Revenge of the “Peter Who?”
It must've been a great week for Peter Nevill. Only a few days ago, he was selected as the wicket-keeper for this season's Australian Cricketers' Association All-Star team. Today, he was called up to cover the dauphin, Matthew Wade, in the West Indies, after Brad Haddin returned to Australia to attend some personal matters.
Nevill, a Victorian who had a fantastic season for New South Wales, was far and away the best candidate for the position. This is partly due to his excellent batsmanship and relative youth. Although fully deserving his airfare, the ease of his selection indicates an antipodean lack of wicket-keeping choice.

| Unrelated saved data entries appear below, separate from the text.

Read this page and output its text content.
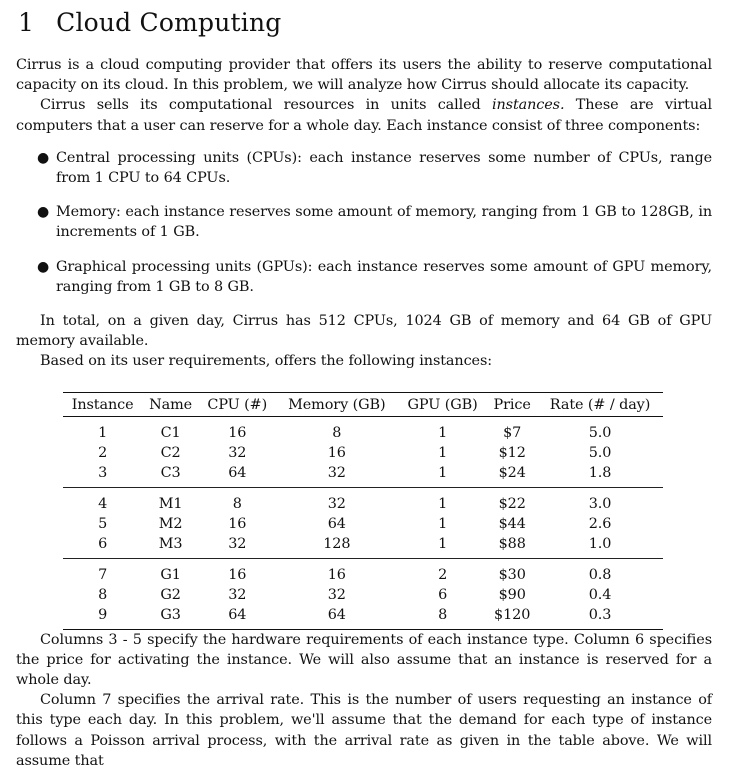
1 Cloud Computing

Cirrus is a cloud computing provider that offers its users the ability to reserve computational capacity on its cloud. In this problem, we will analyze how Cirrus should allocate its capacity.

Cirrus sells its computational resources in units called instances. These are virtual computers that a user can reserve for a whole day. Each instance consist of three components:

● Central processing units (CPUs): each instance reserves some number of CPUs, range from 1 CPU to 64 CPUs.
● Memory: each instance reserves some amount of memory, ranging from 1 GB to 128GB, in increments of 1 GB.
● Graphical processing units (GPUs): each instance reserves some amount of GPU memory, ranging from 1 GB to 8 GB.

In total, on a given day, Cirrus has 512 CPUs, 1024 GB of memory and 64 GB of GPU memory available.

Based on its user requirements, offers the following instances:

Instance	Name	CPU (#)	Memory (GB)	GPU (GB)	Price	Rate (# / day)
1	C1	16	8	1	$7	5.0
2	C2	32	16	1	$12	5.0
3	C3	64	32	1	$24	1.8
4	M1	8	32	1	$22	3.0
5	M2	16	64	1	$44	2.6
6	M3	32	128	1	$88	1.0
7	G1	16	16	2	$30	0.8
8	G2	32	32	6	$90	0.4
9	G3	64	64	8	$120	0.3

Columns 3 - 5 specify the hardware requirements of each instance type. Column 6 specifies the price for activating the instance. We will also assume that an instance is reserved for a whole day.

Column 7 specifies the arrival rate. This is the number of users requesting an instance of this type each day. In this problem, we'll assume that the demand for each type of instance follows a Poisson arrival process, with the arrival rate as given in the table above. We will assume that
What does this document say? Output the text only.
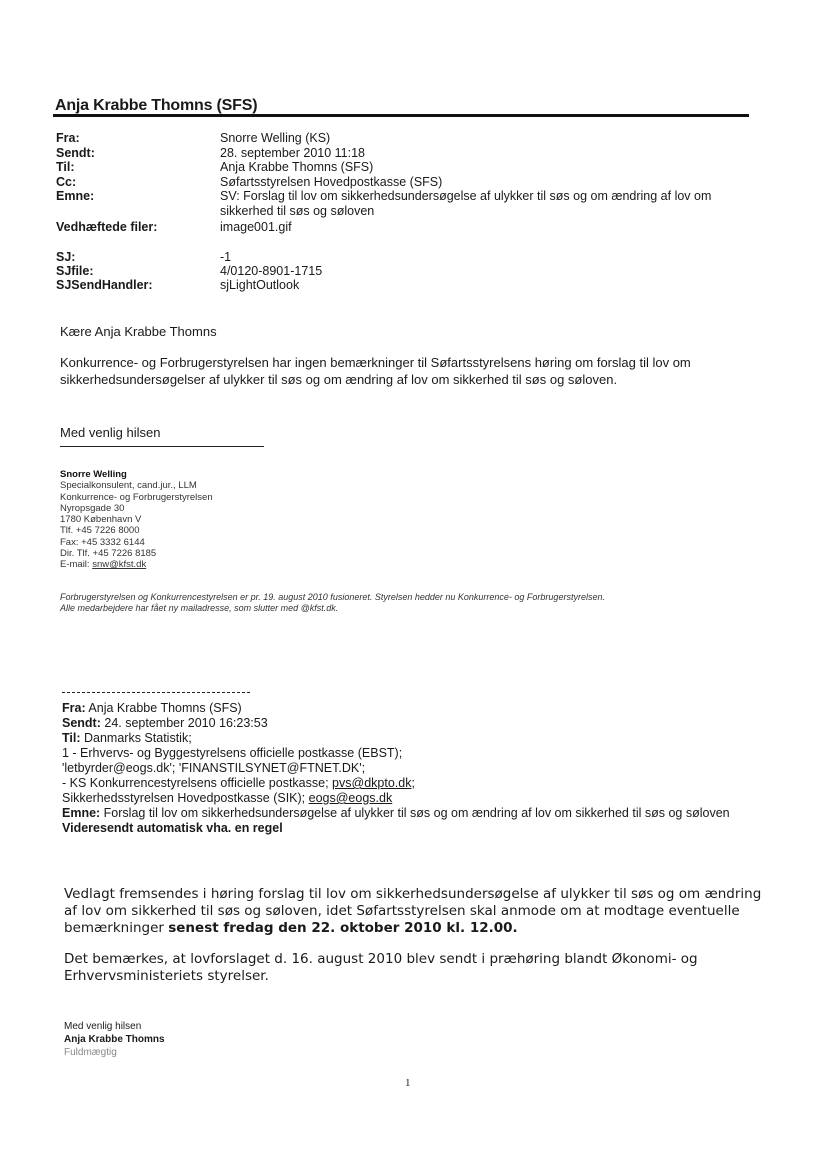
Anja Krabbe Thomns (SFS)
Fra:	Snorre Welling (KS)
Sendt:	28. september 2010 11:18
Til:	Anja Krabbe Thomns (SFS)
Cc:	Søfartsstyrelsen Hovedpostkasse (SFS)
Emne:	SV: Forslag til lov om sikkerhedsundersøgelse af ulykker til søs og om ændring af lov om sikkerhed til søs og søloven
Vedhæftede filer:	image001.gif
SJ:	-1
SJfile:	4/0120-8901-1715
SJSendHandler:	sjLightOutlook
Kære Anja Krabbe Thomns
Konkurrence- og Forbrugerstyrelsen har ingen bemærkninger til Søfartsstyrelsens høring om forslag til lov om sikkerhedsundersøgelser af ulykker til søs og om ændring af lov om sikkerhed til søs og søloven.
Med venlig hilsen
Snorre Welling
Specialkonsulent, cand.jur., LLM
Konkurrence- og Forbrugerstyrelsen
Nyropsgade 30
1780 København V
Tlf. +45 7226 8000
Fax: +45 3332 6144
Dir. Tlf. +45 7226 8185
E-mail: snw@kfst.dk
Forbrugerstyrelsen og Konkurrencestyrelsen er pr. 19. august 2010 fusioneret. Styrelsen hedder nu Konkurrence- og Forbrugerstyrelsen.
Alle medarbejdere har fået ny mailadresse, som slutter med @kfst.dk.
Fra: Anja Krabbe Thomns (SFS)
Sendt: 24. september 2010 16:23:53
Til: Danmarks Statistik;
1 - Erhvervs- og Byggestyrelsens officielle postkasse (EBST);
'letbyrder@eogs.dk'; 'FINANSTILSYNET@FTNET.DK';
- KS Konkurrencestyrelsens officielle postkasse; pvs@dkpto.dk;
Sikkerhedsstyrelsen Hovedpostkasse (SIK); eogs@eogs.dk
Emne: Forslag til lov om sikkerhedsundersøgelse af ulykker til søs og om ændring af lov om sikkerhed til søs og søloven
Videresendt automatisk vha. en regel
Vedlagt fremsendes i høring forslag til lov om sikkerhedsundersøgelse af ulykker til søs og om ændring af lov om sikkerhed til søs og søloven, idet Søfartsstyrelsen skal anmode om at modtage eventuelle bemærkninger senest fredag den 22. oktober 2010 kl. 12.00.
Det bemærkes, at lovforslaget d. 16. august 2010 blev sendt i præhøring blandt Økonomi- og Erhvervsministeriets styrelser.
Med venlig hilsen
Anja Krabbe Thomns
Fuldmægtig
1
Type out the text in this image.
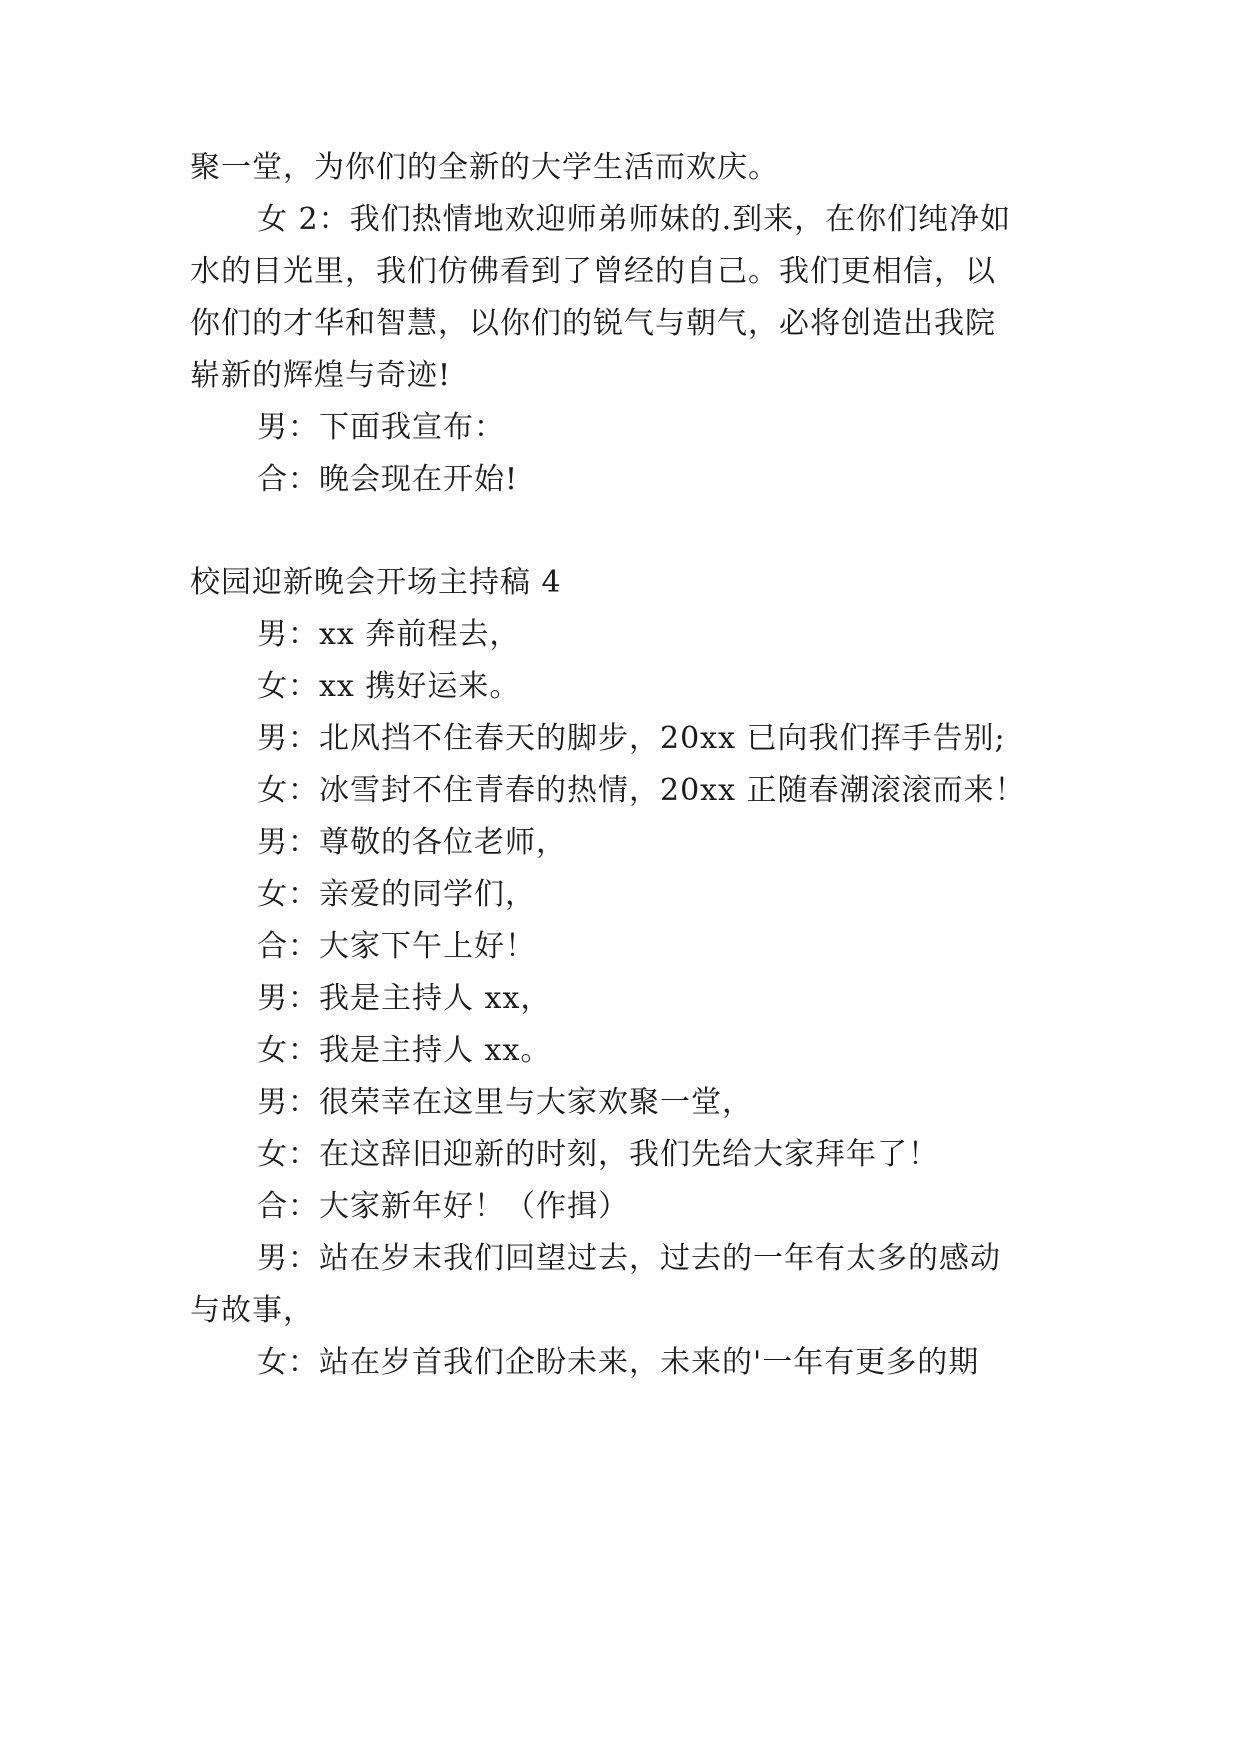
聚一堂，为你们的全新的大学生活而欢庆。
女 2：我们热情地欢迎师弟师妹的.到来，在你们纯净如
水的目光里，我们仿佛看到了曾经的自己。我们更相信，以
你们的才华和智慧，以你们的锐气与朝气，必将创造出我院
崭新的辉煌与奇迹!
男：下面我宣布：
合：晚会现在开始!
校园迎新晚会开场主持稿 4
男：xx 奔前程去，
女：xx 携好运来。
男：北风挡不住春天的脚步，20xx 已向我们挥手告别;
女：冰雪封不住青春的热情，20xx 正随春潮滚滚而来！
男：尊敬的各位老师，
女：亲爱的同学们，
合：大家下午上好！
男：我是主持人 xx，
女：我是主持人 xx。
男：很荣幸在这里与大家欢聚一堂，
女：在这辞旧迎新的时刻，我们先给大家拜年了！
合：大家新年好！（作揖）
男：站在岁末我们回望过去，过去的一年有太多的感动
与故事，
女：站在岁首我们企盼未来，未来的'一年有更多的期
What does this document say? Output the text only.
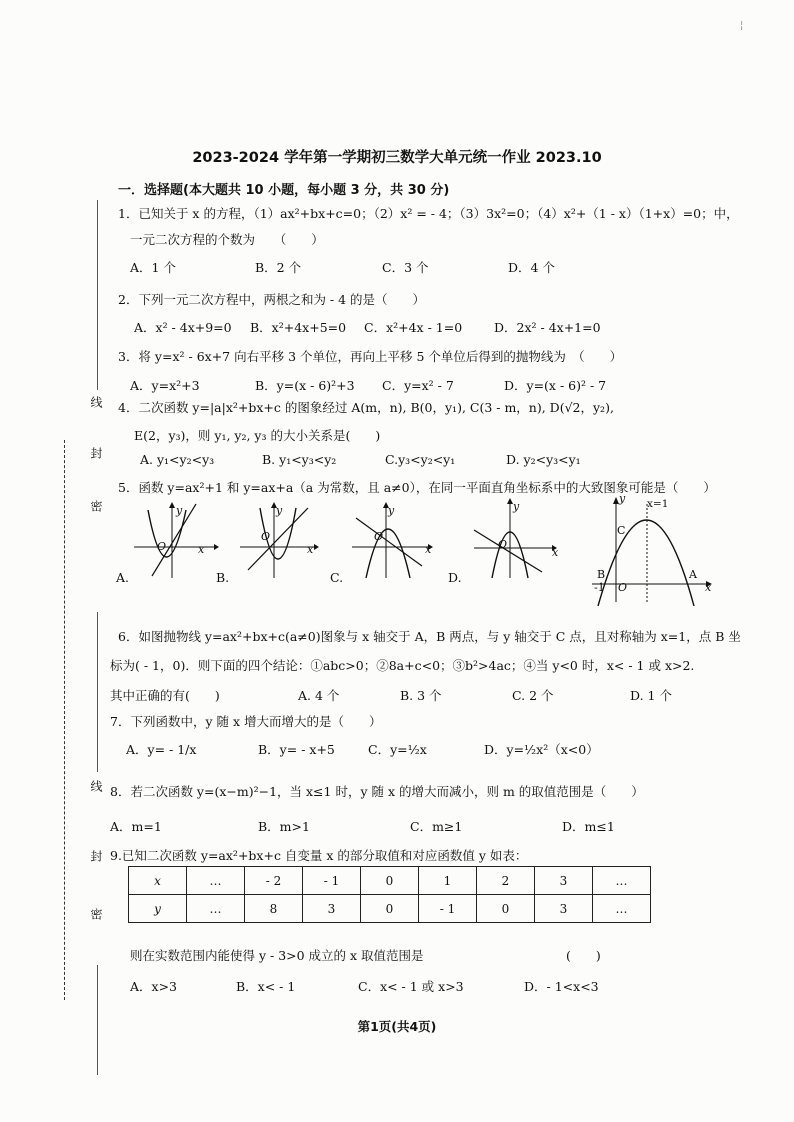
¦
线
封
密
线
封
密
2023-2024 学年第一学期初三数学大单元统一作业 2023.10
一．选择题(本大题共 10 小题，每小题 3 分，共 30 分)
1．已知关于 x 的方程，（1）ax²+bx+c=0；（2）x² = - 4；（3）3x²=0；（4）x²+（1 - x）（1+x）=0；中，
一元二次方程的个数为　　（　　）
A．1 个	B．2 个	C．3 个	D．4 个
2．下列一元二次方程中，两根之和为 - 4 的是（　　）
A．x² - 4x+9=0 B．x²+4x+5=0 C．x²+4x - 1=0	D．2x² - 4x+1=0
3．将 y=x² - 6x+7 向右平移 3 个单位，再向上平移 5 个单位后得到的抛物线为　（　　）
A．y=x²+3	B．y=(x - 6)²+3 C．y=x² - 7	D．y=(x - 6)² - 7
4．二次函数 y=|a|x²+bx+c 的图象经过 A(m，n), B(0，y₁), C(3 - m，n), D(√2，y₂),
E(2，y₃)，则 y₁, y₂, y₃ 的大小关系是(　　)
A. y₁<y₂<y₃	B. y₁<y₃<y₂	C.y₃<y₂<y₁	D. y₂<y₃<y₁
5．函数 y=ax²+1 和 y=ax+a（a 为常数，且 a≠0），在同一平面直角坐标系中的大致图象可能是（　　）
O	x
y
O
x
y
O
x
y
O
x
y
A.	B.	C.	D.
y x=1
C
B	A
O
-1	x
6．如图抛物线 y=ax²+bx+c(a≠0)图象与 x 轴交于 A，B 两点，与 y 轴交于 C 点，且对称轴为 x=1，点 B 坐
标为( - 1，0)．则下面的四个结论：①abc>0；②8a+c<0；③b²>4ac；④当 y<0 时，x< - 1 或 x>2.
其中正确的有(　　)	A. 4 个	B. 3 个	C. 2 个	D. 1 个
7．下列函数中，y 随 x 增大而增大的是（　　）
A．y= - 1/x	B．y= - x+5	C．y=½x	D．y=½x²（x<0）
8．若二次函数 y=(x−m)²−1，当 x≤1 时，y 随 x 的增大而减小，则 m 的取值范围是（　　）
A．m=1	B．m>1	C．m≥1	D．m≤1
9.已知二次函数 y=ax²+bx+c 自变量 x 的部分取值和对应函数值 y 如表：
x	…	- 2	- 1	0	1	2	3	…
y	…	8	3	0	- 1	0	3	…
则在实数范围内能使得 y - 3>0 成立的 x 取值范围是	(　　)
A．x>3	B．x< - 1	C．x< - 1 或 x>3	D．- 1<x<3
第1页(共4页)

Examine quickly those 'keepers used this year in state cricket. Only Queensland's Chris Hartley played all ten Shield games; he did so boasting the sprightly batting average of 26. Although excellent behind the poles, Hartley's a throwback to the years before 1995: strictly a domestic backstop who occasionally contributes handy runs.
Looking Southwards only adds to the gall. Tim Paine is why we can't have nice things. Adam Crosthwaite managed only five games for a state that won only two points all season. Michael Johnston averaged 10.1 with the bat for Western Australia and his replacement, Luke “Not Dead Yet” Ronchi fared little better and now wants to play for New Zealand. Wade's understudy, Ryan Carters, lost his spot in the Victorian team for the last, most crucial, Shield match of the season to Peter Handscomb – who hasn't even kept in District cricket.
This must also be considered the final bell for Haddin's Test career. With the nature of the matters he has returned to closely guarded, no-one can know how much of the tour he will miss. Although receiving selector Rod Marsh's blessing, Haddin is unquestionably feeling the pinch.
One feels his position is now very much Wade's for the taking.